O acesso ao crédito deverá ser um dos principais pilares para a expansão do setor de carcinicultura no Ceará. No entanto, o baixo nível de formalização e legalização ambiental de pequenos e médios criadores — apenas 20% dos 1.300 no Estado estão devidamente regularizados — pode atrapalhar uma das metas do setor de dobrar a produção de camarão nos próximos 10 anos.
Segundo dados da Federação da Agricultura e Pecuária do Estado do Ceará (Faec), 80% dos produtores de camarão no Ceará não possuem licenciamento ambiental, ficando impossibilitados de acessar linhas de créditos em bancos públicos ou privados.

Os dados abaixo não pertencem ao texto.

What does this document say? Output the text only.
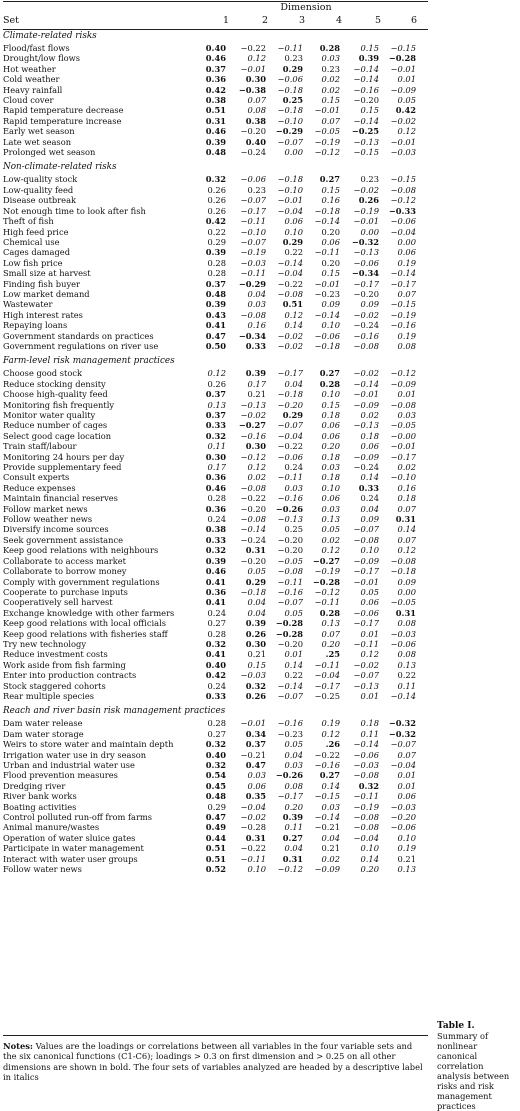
Dimension
Set	1	2	3	4	5	6
Climate-related risks
Flood/fast flows	0.40	−0.22	−0.11	0.28	0.15	−0.15
Drought/low flows	0.46	0.12	0.23	0.03	0.39	−0.28
Hot weather	0.37	−0.01	0.29	0.23	−0.14	−0.01
Cold weather	0.36	0.30	−0.06	0.02	−0.14	0.01
Heavy rainfall	0.42	−0.38	−0.18	0.02	−0.16	−0.09
Cloud cover	0.38	0.07	0.25	0.15	−0.20	0.05
Rapid temperature decrease	0.51	0.08	−0.18	−0.01	0.15	0.42
Rapid temperature increase	0.31	0.38	−0.10	0.07	−0.14	−0.02
Early wet season	0.46	−0.20	−0.29	−0.05	−0.25	0.12
Late wet season	0.39	0.40	−0.07	−0.19	−0.13	−0.01
Prolonged wet season	0.48	−0.24	0.00	−0.12	−0.15	−0.03
Non-climate-related risks
Low-quality stock	0.32	−0.06	−0.18	0.27	0.23	−0.15
Low-quality feed	0.26	0.23	−0.10	0.15	−0.02	−0.08
Disease outbreak	0.26	−0.07	−0.01	0.16	0.26	−0.12
Not enough time to look after fish	0.26	−0.17	−0.04	−0.18	−0.19	−0.33
Theft of fish	0.42	−0.11	0.06	−0.14	−0.01	−0.06
High feed price	0.22	−0.10	0.10	0.20	0.00	−0.04
Chemical use	0.29	−0.07	0.29	0.06	−0.32	0.00
Cages damaged	0.39	−0.19	0.22	−0.11	−0.13	0.06
Low fish price	0.28	−0.03	−0.14	0.20	−0.06	0.19
Small size at harvest	0.28	−0.11	−0.04	0.15	−0.34	−0.14
Finding fish buyer	0.37	−0.29	−0.22	−0.01	−0.17	−0.17
Low market demand	0.48	0.04	−0.08	−0.23	−0.20	0.07
Wastewater	0.39	0.03	0.51	0.09	0.09	−0.15
High interest rates	0.43	−0.08	0.12	−0.14	−0.02	−0.19
Repaying loans	0.41	0.16	0.14	0.10	−0.24	−0.16
Government standards on practices	0.47	−0.34	−0.02	−0.06	−0.16	0.19
Government regulations on river use	0.50	0.33	−0.02	−0.18	−0.08	0.08
Farm-level risk management practices
Choose good stock	0.12	0.39	−0.17	0.27	−0.02	−0.12
Reduce stocking density	0.26	0.17	0.04	0.28	−0.14	−0.09
Choose high-quality feed	0.37	0.21	−0.18	0.10	−0.01	0.01
Monitoring fish frequently	0.13	−0.13	−0.20	0.15	−0.09	−0.08
Monitor water quality	0.37	−0.02	0.29	0.18	0.02	0.03
Reduce number of cages	0.33	−0.27	−0.07	0.06	−0.13	−0.05
Select good cage location	0.32	−0.16	−0.04	0.06	0.18	−0.00
Train staff/labour	0.11	0.30	−0.22	0.20	0.06	−0.01
Monitoring 24 hours per day	0.30	−0.12	−0.06	0.18	−0.09	−0.17
Provide supplementary feed	0.17	0.12	0.24	0.03	−0.24	0.02
Consult experts	0.36	0.02	−0.11	0.18	0.14	−0.10
Reduce expenses	0.46	−0.08	0.03	0.10	0.33	0.16
Maintain financial reserves	0.28	−0.22	−0.16	0.06	0.24	0.18
Follow market news	0.36	−0.20	−0.26	0.03	0.04	0.07
Follow weather news	0.24	−0.08	−0.13	0.13	0.09	0.31
Diversify income sources	0.38	−0.14	0.25	0.05	−0.07	0.14
Seek government assistance	0.33	−0.24	−0.20	0.02	−0.08	0.07
Keep good relations with neighbours	0.32	0.31	−0.20	0.12	0.10	0.12
Collaborate to access market	0.39	−0.20	−0.05	−0.27	−0.09	−0.08
Collaborate to borrow money	0.46	0.05	−0.08	−0.19	−0.17	−0.18
Comply with government regulations	0.41	0.29	−0.11	−0.28	−0.01	0.09
Cooperate to purchase inputs	0.36	−0.18	−0.16	−0.12	0.05	0.00
Cooperatively sell harvest	0.41	0.04	−0.07	−0.11	0.06	−0.05
Exchange knowledge with other farmers	0.24	0.04	0.05	0.28	−0.06	0.31
Keep good relations with local officials	0.27	0.39	−0.28	0.13	−0.17	0.08
Keep good relations with fisheries staff	0.28	0.26	−0.28	0.07	0.01	−0.03
Try new technology	0.32	0.30	−0.20	0.20	−0.11	−0.06
Reduce investment costs	0.41	0.21	0.01	.25	0.12	0.08
Work aside from fish farming	0.40	0.15	0.14	−0.11	−0.02	0.13
Enter into production contracts	0.42	−0.03	0.22	−0.04	−0.07	0.22
Stock staggered cohorts	0.24	0.32	−0.14	−0.17	−0.13	0.11
Rear multiple species	0.33	0.26	−0.07	−0.25	0.01	−0.14
Reach and river basin risk management practices
Dam water release	0.28	−0.01	−0.16	0.19	0.18	−0.32
Dam water storage	0.27	0.34	−0.23	0.12	0.11	−0.32
Weirs to store water and maintain depth	0.32	0.37	0.05	.26	−0.14	−0.07
Irrigation water use in dry season	0.40	−0.21	0.04	−0.22	−0.06	0.07
Urban and industrial water use	0.32	0.47	0.03	−0.16	−0.03	−0.04
Flood prevention measures	0.54	0.03	−0.26	0.27	−0.08	0.01
Dredging river	0.45	0.06	0.08	0.14	0.32	0.01
River bank works	0.48	0.35	−0.17	−0.15	−0.11	0.06
Boating activities	0.29	−0.04	0.20	0.03	−0.19	−0.03
Control polluted run-off from farms	0.47	−0.02	0.39	−0.14	−0.08	−0.20
Animal manure/wastes	0.49	−0.28	0.11	−0.21	−0.08	−0.06
Operation of water sluice gates	0.44	0.31	0.27	0.04	−0.04	0.10
Participate in water management	0.51	−0.22	0.04	0.21	0.10	0.19
Interact with water user groups	0.51	−0.11	0.31	0.02	0.14	0.21
Follow water news	0.52	0.10	−0.12	−0.09	0.20	0.13
Notes: Values are the loadings or correlations between all variables in the four variable sets and the six canonical functions (C1-C6); loadings > 0.3 on first dimension and > 0.25 on all other dimensions are shown in bold. The four sets of variables analyzed are headed by a descriptive label in italics
Table I.
Summary of nonlinear canonical correlation analysis between risks and risk management practices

Com os entraves relacionados aos recursos, muitos dos produtores acabam perdendo oportunidades de expandir áreas de produção e números de venda e faturamento, segurando a evolução do setor no Estado.

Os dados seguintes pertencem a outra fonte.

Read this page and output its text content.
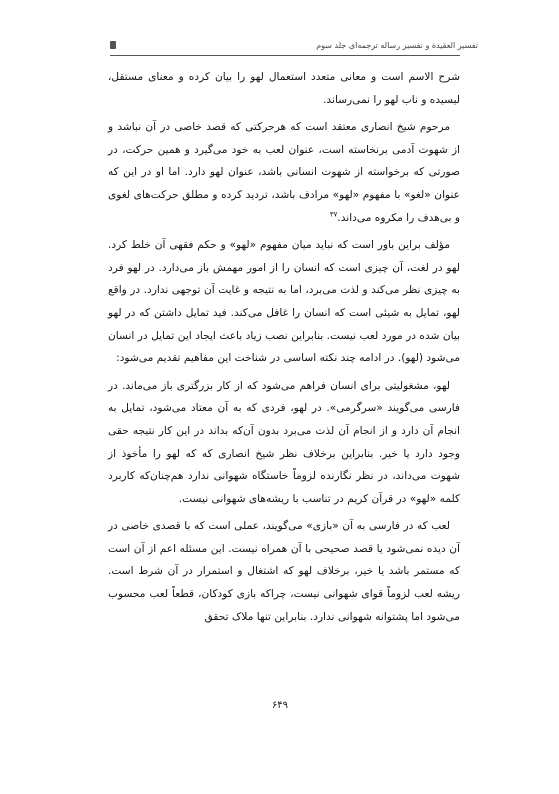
تفسیر العقیدة و نفسیر رساله ترجمه‌ای جلد سوم

شرح الاسم است و معانی متعدد استعمال لهو را بیان کرده و معنای مستقل، لیسیده و ناب لهو را نمی‌رساند.

مرحوم شیخ انصاری معتقد است که هرحرکتی که قصد خاصی در آن نباشد و از شهوت آدمی برنخاسته است، عنوان لعب به خود می‌گیرد و همین حرکت، در صورتی که برخواسته از شهوت انسانی باشد، عنوان لهو دارد. اما او در این که عنوان «لغو» با مفهوم «لهو» مرادف باشد، تردید کرده و مطلق حرکت‌های لغوی و بی‌هدف را مکروه می‌داند.$^{۳۷}$

مؤلف براین باور است که نباید میان مفهوم «لهو» و حکم فقهی آن خلط کرد. لهو در لغت، آن چیزی است که انسان را از امور مهمش باز می‌دارد. در لهو فرد به چیزی نظر می‌کند و لذت می‌برد، اما به نتیجه و غایت آن توجهی ندارد. در واقع لهو، تمایل به شیئی است که انسان را غافل می‌کند. فید تمایل داشتن که در لهو بیان شده در مورد لعب نیست. بنابراین نصب زیاد باعث ایجاد این تمایل در انسان می‌شود (لهو). در ادامه چند نکته اساسی در شناخت این مفاهیم تقدیم می‌شود:

لهو، مشغولیتی برای انسان فراهم می‌شود که از کار بزرگتری باز می‌ماند. در فارسی می‌گویند «سرگرمی». در لهو، فردی که به آن معتاد می‌شود، تمایل به انجام آن دارد و از انجام آن لذت می‌برد بدون آن‌که بداند در این کار نتیجه حقی وجود دارد یا خیر. بنابراین برخلاف نظر شیخ انصاری که که لهو را مأخوذ از شهوت می‌داند، در نظر نگارنده لزوماً خاستگاه شهوانی ندارد هم‌چنان‌که کاربرد کلمه «لهو» در قرآن کریم در تناسب با ریشه‌های شهوانی نیست.

لعب که در فارسی به آن «بازی» می‌گویند، عملی است که با قصدی خاصی در آن دیده نمی‌شود یا قصد صحیحی با آن همراه نیست. این مسئله اعم از آن است که مستمر باشد یا خیر، برخلاف لهو که اشتغال و استمرار در آن شرط است. ریشه لعب لزوماً قوای شهوانی نیست، چراکه بازی کودکان، قطعاً لعب محسوب می‌شود اما پشتوانه شهوانی ندارد. بنابراین تنها ملاک تحقق

۶۴۹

Para Italo Rocha, vice-presidente da Associação dos Produtores de Camarão do Ceará (APCC) e engenheiro de pesca, a maior barreira para a regularização de pequenos e médios ainda é a falta de conhecimento sobre o assunto, além da burocracia e os custos do processo.

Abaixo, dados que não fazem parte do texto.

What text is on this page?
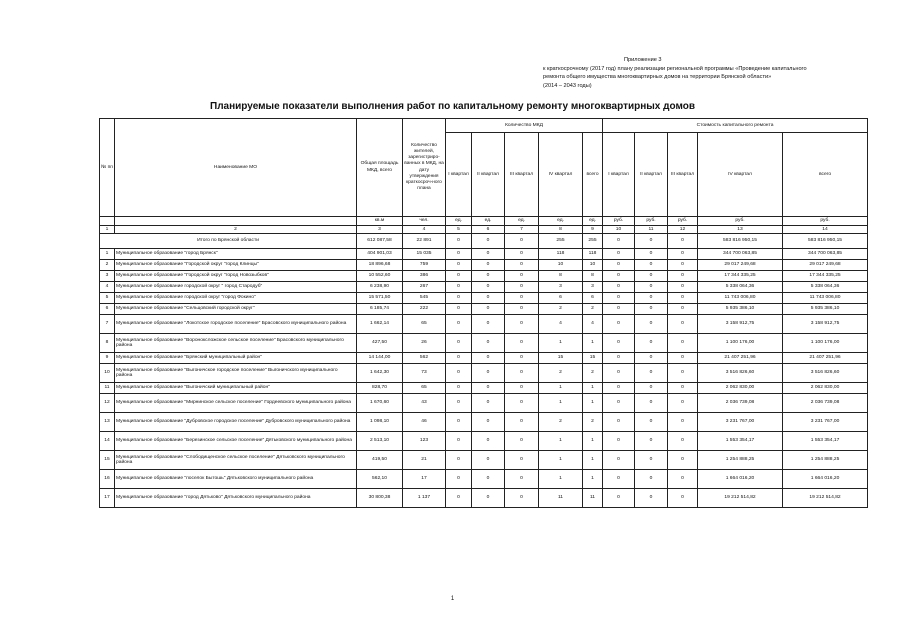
Приложение 3
к краткосрочному (2017 год) плану реализации региональной программы «Проведение капитального
ремонта общего имущества многоквартирных домов на территории Брянской области»
(2014 – 2043 годы)
Планируемые показатели выполнения работ по капитальному ремонту многоквартирных домов
№ пп	Наименование МО	Общая площадь МКД, всего	Количество жителей, зарегистриро-ванных в МКД, на дату утверждения краткосроч-ного плана	Количество МКД					Стоимость капитального ремонта				
				I квартал	II квартал	III квартал	IV квартал	всего	I квартал	II квартал	III квартал	IV квартал	всего
		кв.м	чел.	ед.	ед.	ед.	ед.	ед.	руб.	руб.	руб.	руб.	руб.
1	2	3	4	5	6	7	8	9	10	11	12	13	14
Итого по Брянской области		612 087,58	22 891	0	0	0	255	255	0	0	0	583 816 950,15	583 816 950,15
1	Муниципальное образование "город Брянск"	404 901,03	15 035	0	0	0	118	118	0	0	0	344 700 063,85	344 700 063,85
2	Муниципальное образование "Городской округ "город Клинцы"	18 896,68	759	0	0	0	10	10	0	0	0	29 017 249,68	29 017 249,68
3	Муниципальное образование "Городской округ "город Новозыбков"	10 552,60	386	0	0	0	8	8	0	0	0	17 344 335,25	17 344 335,25
4	Муниципальное образование городской округ " город Стародуб"	6 238,90	267	0	0	0	3	3	0	0	0	5 338 064,36	5 338 064,36
5	Муниципальное образование городской округ "город Фокино"	15 571,50	545	0	0	0	6	6	0	0	0	11 743 006,80	11 743 006,80
6	Муниципальное образование "Сельцовский городской округ"	6 185,74	222	0	0	0	2	2	0	0	0	5 935 386,10	5 935 386,10
7	Муниципальное образование "Локотское городское поселение" Брасовского муниципального района	1 662,14	65	0	0	0	4	4	0	0	0	3 158 912,75	3 158 912,75
8	Муниципальное образование "Вороноксложское сельское поселение" Брасовского муниципального района	427,50	26	0	0	0	1	1	0	0	0	1 100 176,00	1 100 176,00
9	Муниципальное образование "Брянский муниципальный район"	14 144,00	562	0	0	0	15	15	0	0	0	21 407 251,96	21 407 251,96
10	Муниципальное образование "Выгоничское городское поселение" Выгоничского муниципального района	1 642,30	73	0	0	0	2	2	0	0	0	3 516 826,60	3 516 826,60
11	Муниципальное образование "Выгоничский муниципальный район"	828,70	65	0	0	0	1	1	0	0	0	2 062 830,00	2 062 830,00
12	Муниципальное образование "Мирнинское сельское поселение" Гордеевского муниципального района	1 670,60	43	0	0	0	1	1	0	0	0	2 036 739,08	2 036 739,08
13	Муниципальное образование "Дубровское городское поселение" Дубровского муниципального района	1 098,10	46	0	0	0	2	2	0	0	0	3 231 767,00	3 231 767,00
14	Муниципальное образование "Березинское сельское поселение" Дятьковского муниципального района	2 513,10	123	0	0	0	1	1	0	0	0	1 553 354,17	1 553 354,17
15	Муниципальное образование "Слободищенское сельское поселение" Дятьковского муниципального района	419,50	21	0	0	0	1	1	0	0	0	1 254 888,25	1 254 888,25
16	Муниципальное образование "поселок Бытошь" Дятьковского муниципального района	562,10	17	0	0	0	1	1	0	0	0	1 664 016,20	1 664 016,20
17	Муниципальное образование "город Дятьково" Дятьковского муниципального района	30 800,38	1 137	0	0	0	11	11	0	0	0	19 212 514,82	19 212 514,82
1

"Os médios e grandes são licenciados. os pequenos produtores têm uma herança das outras culturas como arroz, gado, feijão, de não ser formalizados e trazem um processo bem artesanal. E quando a pessoa migra pra carcinicultura, eles não desenvolvem essa vontade de regularizar o licenciamento. Eles não vão atrás do licenciamento ambiental, da Adagri (Agência de Defesa Agropecuária do Estado do Ceará), da Sefaz (Secretaria da Fazenda) para tirar nota, e isso atrapalha", disse.
"E tem produtores que não têm o conhecimento mesmo, achando que isso é invenção. Os que tem mais organização entendem que eles precisam da regularização, e quando fazem isso eles veem que conseguem acessar as linhas de créditos para desafogar os custos durante os períodos de baixa do camarão no mercado", completou.
Ganhos de produtividade
Rocha, também professor do Instituto Federal de Educação, Ciência e Tecnologia do Ceará (IFCE) em Morada Nova, defendeu que seria difícil medir os ganhos de produtividade da carcinicultura a partir da regularização dos pequenos e médios no curto prazo. Contudo, a movimentação impulsionaria tanto as fazendas individualmente quanto o ecossistemas em várias regiões do Estado.
"Só em ser um gargalo para acesso ao crédito nos bancos, o licenciamento limita a expansão da atividade, melhoria do nível tecnológico, de equipar a fazenda com itens novos. E quando você não tem o licenciamento você não consegue mandar um camarão para as unidades de beneficiamento e aí não entra no supermercado, não se tem rastreabilidade", disse Rocha.
"E quando um produtor se regulariza e começa a acessar os benefícios, como as linhas de crédito, outros ao redor vão olhando o crescimento e acabam buscando essa formalização. Ter esse crescimento seria positivo porque a gente acredita que o Ceará produz muito mais camarão do que é anunciado", completou.
Complexidade do processo
O professor do IFCE também destacou que o processo de licenciamento ambiental ainda exige muitas etapas e documentos, dificultando a vida dos pequenos produtores, que não possuem assistências técnicas especializadas ou têm recursos para pagar consultorias de auxílio.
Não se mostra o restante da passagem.